The first two Weezer albums are two of the finest exponents of American pop/rock music ever produced thus far. They are impossible to turn off, and absolutely joy to listen to. I quite enjoy the green album, think Pork and Beans was a great song, but I haven’t really paid that much attention to their catalogue since the green album. Their music seemed to go off the boil for me a bit, and most of the songs didn’t quiet connect.
And, this seems to be a wider feeling – two perfect albums, and a few good songs since then but nothing really that mouth-wateirng. With the new single, Back to the Shack, Rivers Cuomo seems to acknowledge this.
Here, the focus is on big riffs, and bigger chorus – ones ordered off of a menu for a sing-a-long. And, really, there’s nothing bad about the song, but it does feel a bit as if they’re phoning it in. Perhaps this perception is not helped by the honest, if rather depressing lyrics.
No one comes off that well, here. Cuomo is saying that the audience were unwilling to go along with his escipades into other sorts of music, while he is criticising himself for not clinging to these unmoving bunch of luddities:
Sorry guys, I didn’t realise/that I needed you so much. I thought I’d get a new audience, I forgot that disco sucks.
The chorus features the line “rockin’ out like it’s ’94”. While the second verse is more personal and more reflective, saying he’s grown up as a person (and also features what I take to be a The Who reference in a semi-bass fuzz break), it’s a sad proclamation. ‘What’s the point in trying to change, to progress’ the song seems to ask; why bother experimenting; sorry guys, we were wrong, no hard feelings, hey? – even if the song does sneakily feature an interesting solo and the chorus stole a synth sound from Gary Numan.
This is not a reclamation of the glory of Weezer, but rather a defeated “fuck it, we tried, but what’s the point in fighting conservativism?” I may not have paid much attention to the last few years of the Weezer catalogue, but I never thought an attempt to reclaim their youth was a good idea – is this a musical midlife crisis? The sonic equivalent of buying a motorbike?
Whenever this sort of thing happens (and it happens quite often) I find referring to Gorilla Biscuits’ ‘New Direction’:
hats off to bands that change.
Good luck, go your own way.
Why play for us, if your heart’s not in it?

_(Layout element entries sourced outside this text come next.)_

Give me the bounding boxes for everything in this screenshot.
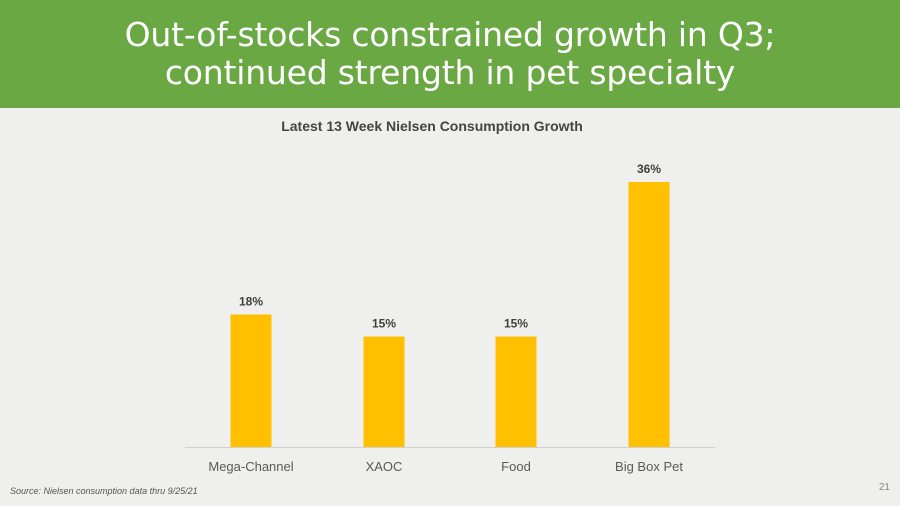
data-label: 36% — [637, 162, 661, 176]
bar-food — [495, 336, 537, 447]
slide-title: Out-of-stocks constrained growth in Q3; … — [124, 15, 776, 92]
x-tick-label: XAOC — [366, 459, 403, 474]
x-tick-label: Big Box Pet — [615, 459, 683, 474]
chart-title: Latest 13 Week Nielsen Consumption Growt… — [281, 118, 583, 134]
data-label: 15% — [504, 317, 528, 331]
page-number: 21 — [878, 482, 890, 493]
data-label: 18% — [239, 295, 263, 309]
source-note: Source: Nielsen consumption data thru 9/… — [10, 486, 198, 496]
x-tick-label: Food — [501, 459, 531, 474]
bar-mega-channel — [230, 314, 272, 447]
title-banner: Out-of-stocks constrained growth in Q3; … — [0, 0, 900, 108]
x-tick-label: Mega-Channel — [208, 459, 293, 474]
data-label: 15% — [372, 317, 396, 331]
bar-xaoc — [363, 336, 405, 447]
bar-big-box-pet — [628, 182, 670, 447]
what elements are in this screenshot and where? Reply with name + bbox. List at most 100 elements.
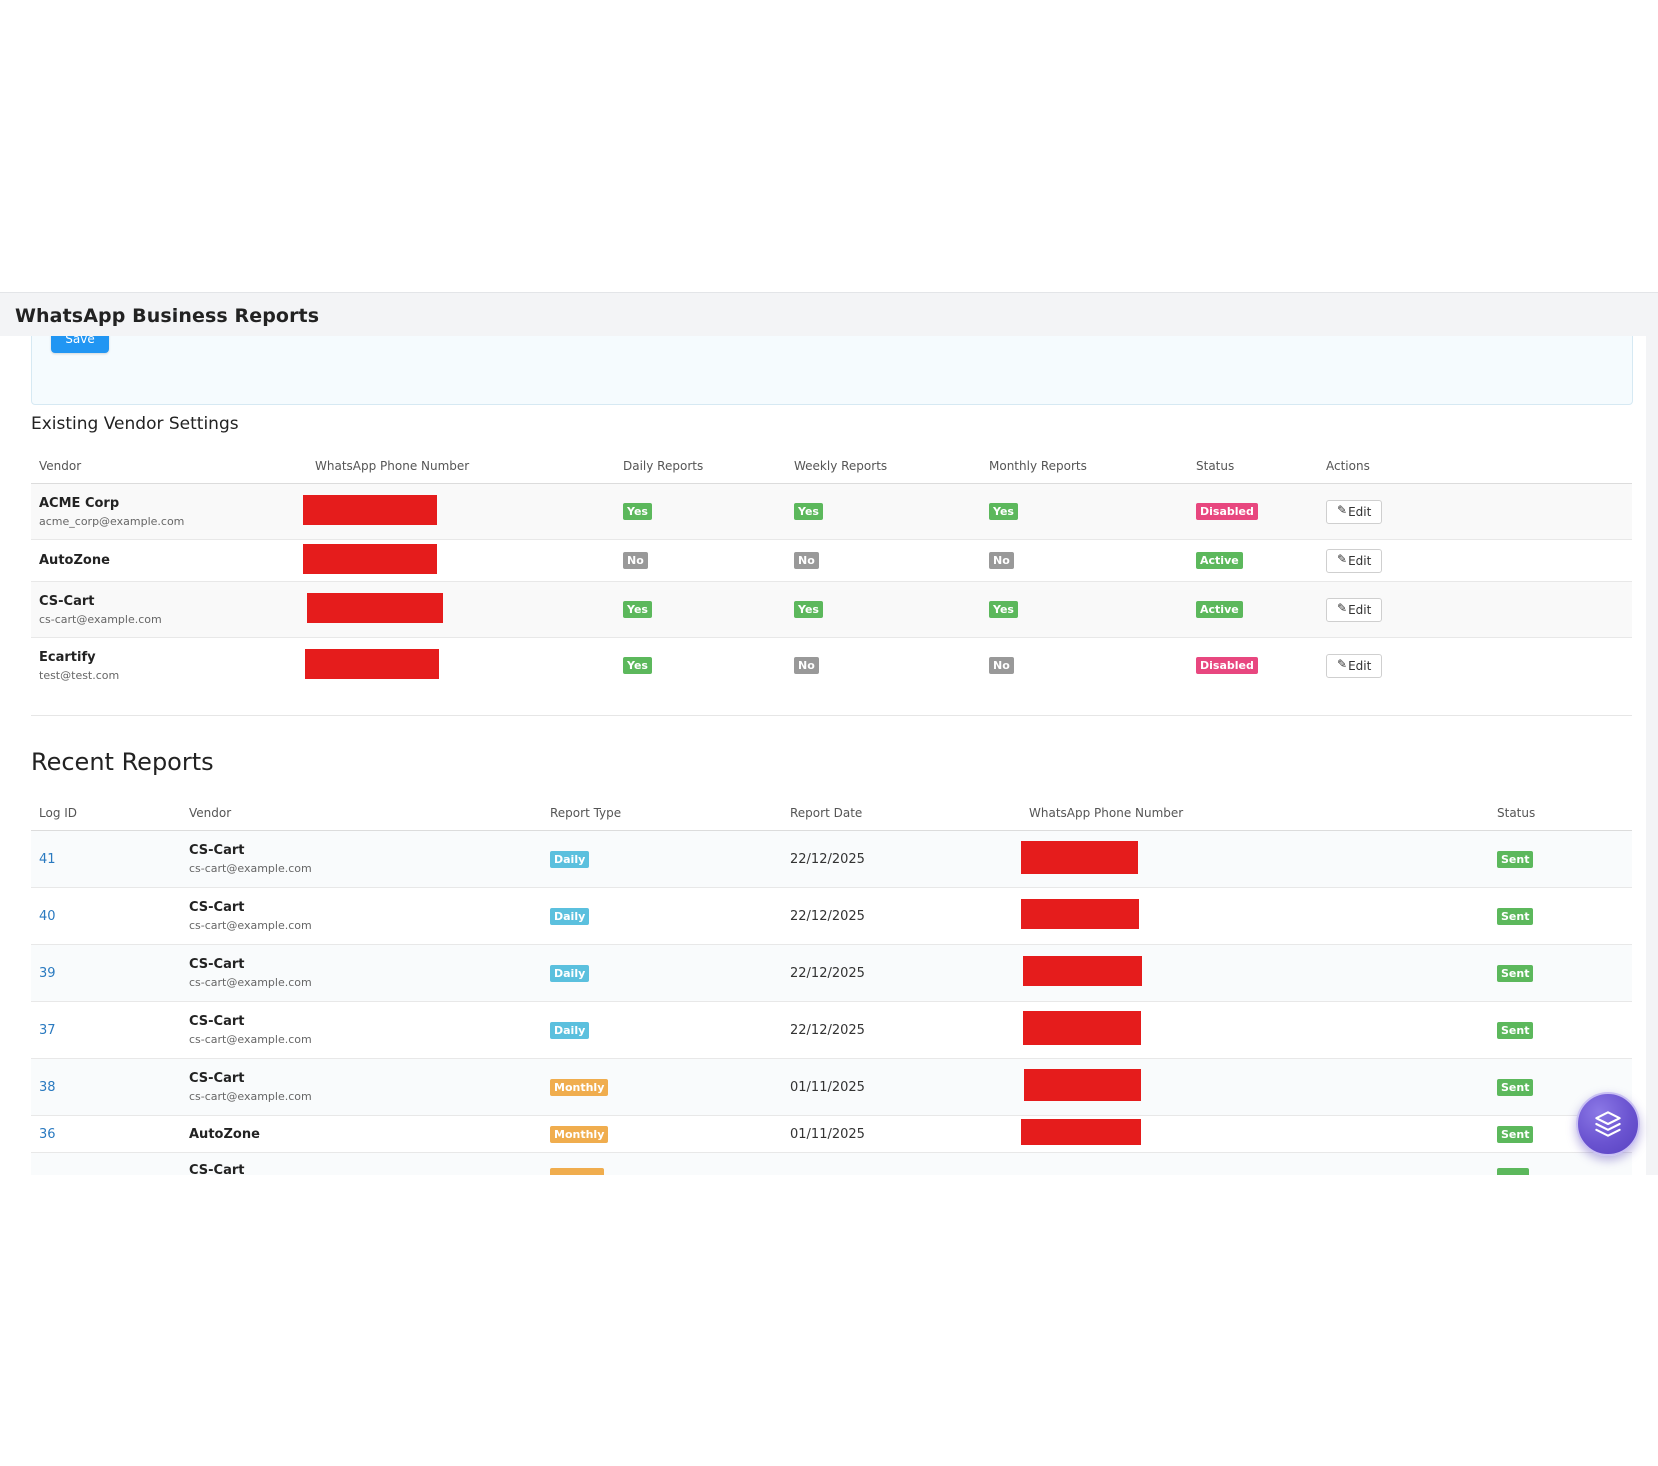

And, while I am intentionally misinterpreting the lyrics of the song as a whole, I always found these lines was pertinent to both bands and the audience: why bother playing that stuff if you’re heart’s not in it, you’re just cashing in and that’s not cool. But, also it is always a shame about the conservatism of crowds – whatever fuckwits say, the black album is a superb piece of music; the two Michele Graves albums of the Misfits are great; and there’s nothing wrong with a band experimenting and doing weird things. What’s the fucking point in the 7th album of the same thing, over and over again?